Di tengah tantangan besar yang dihadapi, peran Madrasah Diniyah justru semakin penting. Madin tetap konsisten mengajarkan adab, tauhid, ibadah, dan cinta terhadap ilmu agama. Ketika generasi muda dilanda krisis identitas, Madin hadir sebagai penyeimbang spiritual dan benteng akidah dan moral.
Keberadaan Madrasah Diniyah bahkan semakin krusial di tengah meningkatnya kasus penyimpangan moral dan krisis karakter di kalangan generasi muda bangsa. Data Komisi Perlindungan Anak Indonesia (KPAI) mencatat bahwa sepanjang 2023, terdapat 3.877 laporan kasus pelanggaran terhadap anak.
Dalam situasi seperti ini, Madin hadir sebagai ruang edukasi nilai—yang tidak sekadar mengajarkan hafalan, tetapi membentuk kesadaran beragama yang utuh sejak usia dini. Ia mungkin tidak tampil dalam peringkat PISA atau UNBK, tetapi justru melahirkan generasi yang kokoh akidahnya, santun, tahu batas, dan menghormati orang tua dan guru—modal penting bagi keberlanjutan bangsa yang beradab.
Penutup
Sebagai catatan penutup dari tulisan sederhana ini –Madrasah Diniyah adalah cermin wajah Islam Indonesia yang bersahaja namun kuat dalam nilai. Ia tumbuh bukan dari kekuatan anggaran, melainkan dari keikhlasan dan cinta terhadap ilmu agama. Namun zaman terus bergerak. Tantangan kian kompleks, kebutuhan operasional semakin tinggi, dan kebutuhan sistim manajerial sangat dibutuhkan.

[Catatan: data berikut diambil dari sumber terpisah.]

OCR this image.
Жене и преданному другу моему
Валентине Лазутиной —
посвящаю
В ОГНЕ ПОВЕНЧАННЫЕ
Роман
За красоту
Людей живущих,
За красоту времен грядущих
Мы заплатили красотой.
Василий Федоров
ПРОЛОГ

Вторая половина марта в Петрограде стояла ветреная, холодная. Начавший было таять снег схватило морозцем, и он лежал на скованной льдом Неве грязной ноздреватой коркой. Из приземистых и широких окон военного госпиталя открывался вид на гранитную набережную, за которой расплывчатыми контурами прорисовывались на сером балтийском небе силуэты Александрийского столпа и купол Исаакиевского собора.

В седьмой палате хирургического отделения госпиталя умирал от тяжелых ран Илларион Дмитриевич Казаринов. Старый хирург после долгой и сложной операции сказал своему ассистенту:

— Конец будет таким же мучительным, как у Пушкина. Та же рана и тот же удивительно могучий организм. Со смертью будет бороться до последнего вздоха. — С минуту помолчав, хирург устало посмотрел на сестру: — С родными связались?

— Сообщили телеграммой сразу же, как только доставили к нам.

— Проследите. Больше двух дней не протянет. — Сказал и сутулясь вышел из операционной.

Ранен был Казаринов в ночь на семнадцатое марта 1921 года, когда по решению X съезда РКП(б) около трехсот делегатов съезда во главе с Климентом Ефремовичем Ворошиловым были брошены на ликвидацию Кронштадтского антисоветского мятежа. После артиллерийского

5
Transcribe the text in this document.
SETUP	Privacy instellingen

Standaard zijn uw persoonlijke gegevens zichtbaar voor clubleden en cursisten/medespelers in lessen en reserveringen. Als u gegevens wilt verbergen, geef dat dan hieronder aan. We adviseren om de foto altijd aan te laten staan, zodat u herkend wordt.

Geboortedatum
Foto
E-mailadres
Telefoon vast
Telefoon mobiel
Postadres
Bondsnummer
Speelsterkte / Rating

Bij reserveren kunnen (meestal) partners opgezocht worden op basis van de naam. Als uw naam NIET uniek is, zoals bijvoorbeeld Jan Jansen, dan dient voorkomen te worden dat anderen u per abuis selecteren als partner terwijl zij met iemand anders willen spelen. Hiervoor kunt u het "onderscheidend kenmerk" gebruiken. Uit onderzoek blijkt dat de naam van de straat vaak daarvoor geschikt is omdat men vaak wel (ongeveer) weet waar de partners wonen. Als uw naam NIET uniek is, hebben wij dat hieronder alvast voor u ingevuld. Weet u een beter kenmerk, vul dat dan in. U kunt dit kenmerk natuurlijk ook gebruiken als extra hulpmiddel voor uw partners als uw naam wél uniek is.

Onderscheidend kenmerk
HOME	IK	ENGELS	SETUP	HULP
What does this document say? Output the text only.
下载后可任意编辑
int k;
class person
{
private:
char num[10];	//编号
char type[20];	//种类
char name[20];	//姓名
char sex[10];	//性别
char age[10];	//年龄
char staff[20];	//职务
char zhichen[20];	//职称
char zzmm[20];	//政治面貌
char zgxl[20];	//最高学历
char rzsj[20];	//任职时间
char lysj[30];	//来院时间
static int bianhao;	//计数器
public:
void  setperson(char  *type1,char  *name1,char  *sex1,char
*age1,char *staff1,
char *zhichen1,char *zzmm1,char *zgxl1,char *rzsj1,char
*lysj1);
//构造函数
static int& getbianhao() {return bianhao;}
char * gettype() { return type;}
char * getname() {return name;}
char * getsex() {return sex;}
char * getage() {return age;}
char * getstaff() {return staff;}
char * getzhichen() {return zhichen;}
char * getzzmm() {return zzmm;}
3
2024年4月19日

keikhlasan tidak bisa dibiarkan berjalan sendirian. Jika Madrasah Diniyah ingin terus relevan, maka ia perlu sistem, dukungan, dan rekognisi yang setara. Pemerintah, ormas Islam, dan seluruh elemen masyarakat harus melihat madin bukan sekadar sebagai lembaga pelengkap, melainkan sebagai pilar utama pendidikan karakter bangsa. Tidak cukup hanya mengapresiasi semangatnya—ia butuh afirmasi nyata dalam bentuk pendanaan, pelatihan, dan perlindungan hukum kelembagaan.